Sean’s chest heaved in and out as he struggled for breath. He felt as if he himself was drowning. The realization of what he had just witnessed quickly sank into the depths of his stomach.

Chapter 2

B
reath was in short supply as Sean’s feet fumbled briskly along the rocky edge of the river. He tried his best to keep his eyes on the black blob he’d thought he saw momentarily bobbing up and down as it shot downstream.

Thick pine branches smacked against his face, and his ankles repeatedly buckled under the weight of his body as he negotiated round, wet rocks and overturned foliage. He could taste sap on his lips. More than once his legs dipped down into freezing cold water, which drenched his pants. Yet, none of nature’s obstacles hindered resolve.

Sean himself couldn’t say where his persistence and motivation were coming from, but the helplessness he had felt while kneeling at the top of the bridge did not sit well. His heart wouldn’t let him give up. Anger encompassed him as he briskly lumbered alongside the water. The anger stewed from his failure to recognize, until it was too late, what was transpiring right before him. He also felt intense guilt over the effect his poor decision from the night before was having on his body. If his head was just a little clearer, and his legs had moved just a little faster, maybe he would have been able to stop the stranger. Then again, if he wouldn’t have gotten drunk, he wouldn’t have been there in the first place. Perhaps he was being too hard on himself.

After a few more seconds, and one last possible appearance of the bubbled-up coat, Sean lost all traces of the stranger. The water was moving too fast. The body was gone.

He stopped and dropped to his knees, refusing to take his eyes off of the river. All was eerily tranquil again. A light breeze; birds singing. It was as if nothing had ever happened.

Minutes later, his side cramped with ferocity as he strove to keep up a jogging pace. A dry belch bellowed from deep within his stomach and he tasted hours-old alcohol in his mouth. His ankle ached from twisting on a rock along the river’s edge. Still, even through straining muscles and painful panting, he lumbered his way steadily down on the dirt and gravel of County Road 2, headed toward town. Dense beads of sweat poured down the sides of his face. His drenched hair shone. Images of the horrific scene from the bridge were still fresh in his head, and the scent of a gun being fired still lingered in his nose.

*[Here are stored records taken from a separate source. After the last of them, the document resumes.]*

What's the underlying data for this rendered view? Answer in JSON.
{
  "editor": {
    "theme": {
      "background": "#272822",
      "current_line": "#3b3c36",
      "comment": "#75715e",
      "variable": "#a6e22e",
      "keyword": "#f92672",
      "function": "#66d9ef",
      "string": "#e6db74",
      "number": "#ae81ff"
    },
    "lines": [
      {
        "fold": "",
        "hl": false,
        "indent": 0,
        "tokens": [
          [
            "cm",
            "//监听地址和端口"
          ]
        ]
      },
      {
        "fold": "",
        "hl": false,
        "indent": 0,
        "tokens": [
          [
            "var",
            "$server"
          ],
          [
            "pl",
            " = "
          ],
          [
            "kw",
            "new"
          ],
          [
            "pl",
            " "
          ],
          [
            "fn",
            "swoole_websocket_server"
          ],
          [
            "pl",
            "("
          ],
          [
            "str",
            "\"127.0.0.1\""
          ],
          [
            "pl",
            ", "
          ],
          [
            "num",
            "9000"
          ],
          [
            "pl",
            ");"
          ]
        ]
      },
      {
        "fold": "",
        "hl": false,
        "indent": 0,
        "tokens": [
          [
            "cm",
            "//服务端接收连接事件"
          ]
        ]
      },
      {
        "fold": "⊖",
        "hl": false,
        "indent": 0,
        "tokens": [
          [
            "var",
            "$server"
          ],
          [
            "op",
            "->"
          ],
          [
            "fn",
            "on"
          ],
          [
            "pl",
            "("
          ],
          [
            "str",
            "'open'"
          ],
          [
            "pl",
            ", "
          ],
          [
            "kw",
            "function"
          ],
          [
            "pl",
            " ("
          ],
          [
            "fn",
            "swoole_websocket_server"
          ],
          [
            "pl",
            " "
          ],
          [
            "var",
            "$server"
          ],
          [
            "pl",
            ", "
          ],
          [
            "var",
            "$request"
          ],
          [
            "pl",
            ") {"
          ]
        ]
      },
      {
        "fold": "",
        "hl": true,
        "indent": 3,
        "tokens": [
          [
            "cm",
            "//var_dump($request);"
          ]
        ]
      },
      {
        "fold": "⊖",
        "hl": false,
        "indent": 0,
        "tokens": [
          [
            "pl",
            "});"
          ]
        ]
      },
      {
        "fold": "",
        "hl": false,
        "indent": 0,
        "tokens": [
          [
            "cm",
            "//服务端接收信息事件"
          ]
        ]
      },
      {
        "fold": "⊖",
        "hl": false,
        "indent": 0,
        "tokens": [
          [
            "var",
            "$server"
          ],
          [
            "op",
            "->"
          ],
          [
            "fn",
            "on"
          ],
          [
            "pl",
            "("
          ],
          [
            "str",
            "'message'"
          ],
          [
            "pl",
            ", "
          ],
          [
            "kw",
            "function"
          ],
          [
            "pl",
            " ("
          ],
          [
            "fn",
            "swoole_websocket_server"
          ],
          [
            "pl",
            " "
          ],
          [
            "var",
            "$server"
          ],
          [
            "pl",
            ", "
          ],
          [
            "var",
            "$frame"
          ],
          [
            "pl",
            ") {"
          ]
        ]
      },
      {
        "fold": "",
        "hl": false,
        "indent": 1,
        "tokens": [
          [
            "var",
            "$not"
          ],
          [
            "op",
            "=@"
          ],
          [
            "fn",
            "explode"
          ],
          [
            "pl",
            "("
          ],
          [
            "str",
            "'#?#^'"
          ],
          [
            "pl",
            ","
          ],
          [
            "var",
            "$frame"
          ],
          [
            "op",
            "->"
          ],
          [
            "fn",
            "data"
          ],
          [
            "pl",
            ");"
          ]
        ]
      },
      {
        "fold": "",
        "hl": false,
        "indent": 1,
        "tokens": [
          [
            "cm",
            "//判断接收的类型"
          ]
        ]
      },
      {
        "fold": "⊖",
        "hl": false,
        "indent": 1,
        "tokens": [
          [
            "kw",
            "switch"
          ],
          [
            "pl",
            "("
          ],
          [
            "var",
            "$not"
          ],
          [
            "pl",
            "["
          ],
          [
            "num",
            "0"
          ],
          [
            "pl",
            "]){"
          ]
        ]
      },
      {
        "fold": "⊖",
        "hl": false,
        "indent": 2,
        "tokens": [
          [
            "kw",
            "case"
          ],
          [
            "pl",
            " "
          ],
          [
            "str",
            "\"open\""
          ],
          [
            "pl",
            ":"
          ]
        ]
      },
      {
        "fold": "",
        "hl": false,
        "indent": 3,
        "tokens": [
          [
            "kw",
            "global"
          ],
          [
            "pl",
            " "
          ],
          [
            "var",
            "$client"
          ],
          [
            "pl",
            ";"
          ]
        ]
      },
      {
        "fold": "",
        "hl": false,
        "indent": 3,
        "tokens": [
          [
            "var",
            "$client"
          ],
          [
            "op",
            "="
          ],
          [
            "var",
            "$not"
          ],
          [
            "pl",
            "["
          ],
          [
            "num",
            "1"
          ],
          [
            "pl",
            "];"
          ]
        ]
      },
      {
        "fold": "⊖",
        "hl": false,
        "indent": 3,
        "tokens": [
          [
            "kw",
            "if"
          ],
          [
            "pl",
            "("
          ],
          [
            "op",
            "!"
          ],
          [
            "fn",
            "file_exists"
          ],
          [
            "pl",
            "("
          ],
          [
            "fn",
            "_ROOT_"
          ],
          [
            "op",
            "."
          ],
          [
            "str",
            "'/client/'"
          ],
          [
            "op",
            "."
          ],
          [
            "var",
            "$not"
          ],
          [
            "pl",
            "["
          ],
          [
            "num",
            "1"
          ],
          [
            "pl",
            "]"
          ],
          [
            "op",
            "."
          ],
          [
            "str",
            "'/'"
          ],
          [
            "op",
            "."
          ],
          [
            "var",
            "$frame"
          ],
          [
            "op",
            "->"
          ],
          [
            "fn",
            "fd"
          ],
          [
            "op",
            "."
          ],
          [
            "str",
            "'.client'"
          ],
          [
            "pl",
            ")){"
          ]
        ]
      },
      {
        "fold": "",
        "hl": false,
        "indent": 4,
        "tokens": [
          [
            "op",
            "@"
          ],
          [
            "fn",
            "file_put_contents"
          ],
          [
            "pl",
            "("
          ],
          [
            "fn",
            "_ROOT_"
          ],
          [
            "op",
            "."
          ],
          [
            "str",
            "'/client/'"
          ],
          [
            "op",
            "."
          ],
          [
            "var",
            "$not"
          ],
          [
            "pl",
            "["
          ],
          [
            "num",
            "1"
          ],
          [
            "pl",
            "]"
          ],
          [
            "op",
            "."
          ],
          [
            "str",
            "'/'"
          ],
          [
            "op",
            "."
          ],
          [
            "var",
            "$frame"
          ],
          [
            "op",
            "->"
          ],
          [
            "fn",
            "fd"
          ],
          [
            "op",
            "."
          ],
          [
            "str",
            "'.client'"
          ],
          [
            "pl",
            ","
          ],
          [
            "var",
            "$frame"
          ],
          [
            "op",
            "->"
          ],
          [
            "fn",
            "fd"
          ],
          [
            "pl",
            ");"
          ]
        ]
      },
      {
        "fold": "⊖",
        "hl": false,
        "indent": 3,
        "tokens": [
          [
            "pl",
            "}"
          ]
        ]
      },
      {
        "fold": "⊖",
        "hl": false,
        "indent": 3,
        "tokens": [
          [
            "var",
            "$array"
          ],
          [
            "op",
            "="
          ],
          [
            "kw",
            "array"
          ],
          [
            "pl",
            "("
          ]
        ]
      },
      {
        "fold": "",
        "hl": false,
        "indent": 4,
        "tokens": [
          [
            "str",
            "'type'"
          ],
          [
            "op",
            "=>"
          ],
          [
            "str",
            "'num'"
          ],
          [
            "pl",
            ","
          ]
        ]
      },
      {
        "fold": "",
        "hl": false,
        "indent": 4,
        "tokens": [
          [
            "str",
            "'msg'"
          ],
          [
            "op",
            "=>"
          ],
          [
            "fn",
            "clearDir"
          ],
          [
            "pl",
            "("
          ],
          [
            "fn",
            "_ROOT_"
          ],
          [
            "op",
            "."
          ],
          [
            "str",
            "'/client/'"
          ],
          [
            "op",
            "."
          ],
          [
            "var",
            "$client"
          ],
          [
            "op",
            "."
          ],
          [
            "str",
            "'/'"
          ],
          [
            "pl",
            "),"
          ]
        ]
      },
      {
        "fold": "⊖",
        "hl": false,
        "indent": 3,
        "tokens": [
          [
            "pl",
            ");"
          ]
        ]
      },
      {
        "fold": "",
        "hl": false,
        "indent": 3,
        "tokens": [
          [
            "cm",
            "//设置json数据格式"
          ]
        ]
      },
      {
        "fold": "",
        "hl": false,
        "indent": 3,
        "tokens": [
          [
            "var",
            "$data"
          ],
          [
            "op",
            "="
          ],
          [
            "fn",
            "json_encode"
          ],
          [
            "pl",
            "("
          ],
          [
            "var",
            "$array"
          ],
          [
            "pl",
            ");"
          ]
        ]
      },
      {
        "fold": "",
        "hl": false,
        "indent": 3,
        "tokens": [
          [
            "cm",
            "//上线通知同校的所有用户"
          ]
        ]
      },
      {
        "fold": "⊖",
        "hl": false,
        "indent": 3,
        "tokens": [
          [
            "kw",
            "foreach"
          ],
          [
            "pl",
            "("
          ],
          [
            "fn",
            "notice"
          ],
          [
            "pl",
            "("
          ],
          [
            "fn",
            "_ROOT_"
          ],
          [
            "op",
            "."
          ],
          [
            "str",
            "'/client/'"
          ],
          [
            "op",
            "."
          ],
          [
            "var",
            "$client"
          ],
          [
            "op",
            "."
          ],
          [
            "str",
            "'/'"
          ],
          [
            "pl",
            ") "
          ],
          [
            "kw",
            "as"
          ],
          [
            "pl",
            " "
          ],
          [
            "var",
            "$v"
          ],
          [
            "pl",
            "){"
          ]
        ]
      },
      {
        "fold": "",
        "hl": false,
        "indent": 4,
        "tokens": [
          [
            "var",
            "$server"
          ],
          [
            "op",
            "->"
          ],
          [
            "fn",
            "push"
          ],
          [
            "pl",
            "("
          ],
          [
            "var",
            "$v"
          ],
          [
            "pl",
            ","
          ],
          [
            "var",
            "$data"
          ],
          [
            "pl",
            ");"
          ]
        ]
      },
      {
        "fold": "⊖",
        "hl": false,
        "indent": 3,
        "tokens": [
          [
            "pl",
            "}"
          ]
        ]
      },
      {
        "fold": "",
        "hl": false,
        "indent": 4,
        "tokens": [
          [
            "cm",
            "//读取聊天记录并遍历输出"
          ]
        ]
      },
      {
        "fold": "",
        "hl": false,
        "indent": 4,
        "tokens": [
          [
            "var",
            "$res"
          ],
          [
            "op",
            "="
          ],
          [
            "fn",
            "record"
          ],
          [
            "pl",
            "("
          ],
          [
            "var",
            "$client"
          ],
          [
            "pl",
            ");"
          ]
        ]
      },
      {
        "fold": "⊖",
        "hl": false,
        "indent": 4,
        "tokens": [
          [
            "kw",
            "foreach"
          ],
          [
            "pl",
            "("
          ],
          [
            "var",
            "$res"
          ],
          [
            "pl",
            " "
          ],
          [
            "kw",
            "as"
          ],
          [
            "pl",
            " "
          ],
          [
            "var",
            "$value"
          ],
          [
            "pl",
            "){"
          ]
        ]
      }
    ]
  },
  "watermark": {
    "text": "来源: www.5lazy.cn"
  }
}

They all took a momentary backseat to the thoughts of what reaction he would face from the town’s authorities.

Sean had a very complicated relationship with the chief of police, Gary Lumbergh. The two were engaged in what could best be described as a rivalry that was a secret to no one. In fact, it was often the local talk amongst the citizens of Winston, where gossip was as common as the fields of purple and white columbines that decorated the surrounding landscape.

He dreaded the thought of another encounter—especially one that would surely leak to the public—but he knew he hadn’t a choice.

His heavy breathing and pounding feet hindered Sean from hearing the rattling frame and purring engine of the old, red pickup truck that approached him from behind at a snail’s pace.

“Hey, Sean!” a gravelly voice sounded out, causing Sean’s head to quickly spin.

The view of old Milo Coltraine’s gray-bearded face, hanging outside the window of his 1972 Chevy pickup, was a welcome sight. Sean came to a relieved halt and doubled over to suck in air. His hamstrings ached, and his throat felt raw. With his chest mightily expanding and contracting, he scurried up to the driver’s side door, his hand clutched at his side. He hadn’t the energy for a drawn- out explanation of what had happened at the bridge, but Milo was certainly eager to talk.